Sometimes there are movies that, after you watching, you say to yourself “why was that even made?” The Contract is one such film, as, despite starting out strong, quickly dissolves into a film that has no real flow and ends up boring the viewer.

The Contract follows the story of Ray Keene (John Cusack) and his son who decide to go on a camping trip to get some father/son time in. During the trip they run into Frank Cardin (Morgan Freeman) who was in an accident when Frank’s men tried to spring him from FBI custody. The Contract is nothing more than Keene trying to keep Cardin away from his men and keep him and his son alive in the process.

While the films premise may have sounded good on paper, the execution was just incredibly dull. None of the characters were fleshed out (Keene and his son are given a generic scenario where the mother died and the son is distancing from the father more so each day) and it was overall just an annoying film to watch. While Cusack and Freeman were great to watch in scenes together, whenever the camera was away from them and on Freeman’s men or the FBI, the film immediately fell apart. The acting on both the henchmen and the FBI’s part was sub-par and worthy of a direct-to-DVD (which I believe this film essentially is, as I couldn’t find any box office records for it) or made-for-TV feature. I guess the films budget was spent on Freeman and Cusack as no one else, save for maybe Jamie Anderson as Cusack’s son, Alice Krige as Miles or Megan Dodds as Sandra, could stand up to the plate and deliver the scripts without making the lines sound worse than they really were or make their characters completely shallow.

The end result of the film (Frank ending up getting to his target after all and Sandra seemingly ending up with Ray despite just having lost her husband after being pursued by Frank’s men) is perhaps one of the most annoying aspects of all. The whole wrap up of the film seemed tacked on, with the only real idea for the film being the trek through the forest with Freeman and Cusack. Once the first and second acts were over the film lost all stability it had and was thrown into a “hurry up and finish” mode.

Looking back, the name of the film doesn’t even really have as much poignancy as you would think based on the first few minutes of the film and the tagline, “Every killer meets his equal.”, is equally confusing. Ray and Frank are in no way equal each other and while the two may have formed a bond over the course of their journey in the woods, Frank’s message to Miles at the end of the film about leaving Ray and his son alone is perplexing. In addition, we’re given this mysterious aspect of Frank’s character from early on in the film and it ends up never being resolved, aside from some notes that he was ex-military or some such. Some may say this was done to leave the viewer guessing, but the film was so poorly put together that I doubt there was anything ever planned for Frank’s character.

Overall this film is not even worth a rental. It’s a really big waste of time and don’t let the names of Cusack and Freeman drag you into viewing the film—it’s not horrible, it’s not great, it’s not anything. It’s just a film and one that no one’s going to be better off having seen. Skip it.

Single disc amaray case with no insert, the only thing flashy about The Contract’s DVD release is the menus which are rather nicely done. Full motion and easy to navigate, the menus give the impression the film has higher production values than it really does.
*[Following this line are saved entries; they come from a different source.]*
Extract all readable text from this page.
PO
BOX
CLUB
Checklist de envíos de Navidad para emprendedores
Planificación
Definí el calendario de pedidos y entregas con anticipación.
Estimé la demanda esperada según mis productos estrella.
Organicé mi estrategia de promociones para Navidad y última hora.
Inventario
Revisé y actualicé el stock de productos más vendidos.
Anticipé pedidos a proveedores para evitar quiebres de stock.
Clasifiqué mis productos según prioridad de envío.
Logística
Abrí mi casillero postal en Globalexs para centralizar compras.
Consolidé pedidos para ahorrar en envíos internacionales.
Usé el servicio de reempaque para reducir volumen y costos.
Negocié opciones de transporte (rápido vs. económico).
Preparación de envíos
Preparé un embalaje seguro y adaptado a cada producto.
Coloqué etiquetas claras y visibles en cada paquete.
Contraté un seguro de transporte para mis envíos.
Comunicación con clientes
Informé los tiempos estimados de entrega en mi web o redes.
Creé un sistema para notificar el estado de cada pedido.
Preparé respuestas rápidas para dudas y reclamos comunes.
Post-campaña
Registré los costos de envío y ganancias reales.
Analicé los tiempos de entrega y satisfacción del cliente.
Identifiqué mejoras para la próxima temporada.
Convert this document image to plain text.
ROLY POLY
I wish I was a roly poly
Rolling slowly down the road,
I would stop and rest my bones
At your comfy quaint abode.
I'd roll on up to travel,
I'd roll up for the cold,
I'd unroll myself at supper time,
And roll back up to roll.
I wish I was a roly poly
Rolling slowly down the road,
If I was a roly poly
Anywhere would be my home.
Video and audio for the film is mixed. There is ghosting on the transfer that stays with it throughout the entire run time and the audio comes in a 5.1 and DTS mix which are nearly indistinguishable. DTS is a nice addition, but I don’t know why companies include it when it’s not much better than the standard 5.1 mix. The film contains Spanish subtitles and is close captioned.

The only special feature on the set is a “Making of” documentary which contains interviews with the cast and crew (mainly crew who sing the praises of Freeman and Cusack). This documentary is your standard fluff piece, running over twenty minutes in length and condensing everything from casting to locations down to a suitable run time for a film such as this. The making-of documentary even has a low production quality feel about it, which goes hand in hand with the rest of the DVD I guess (sans menus of course).

Overall if you buy a DVD for a film and this film is nowhere near worth owning. The extras on this disc certainly doesn’t warrant a purchase and as much as I hate to say it about a film with Cusack and Freeman in it…Skip it. There’s nothing worthwhile to see here and you’ll only wish you had rented another title instead.

The Contract arrives on DVD and HD-DVD on July 24th.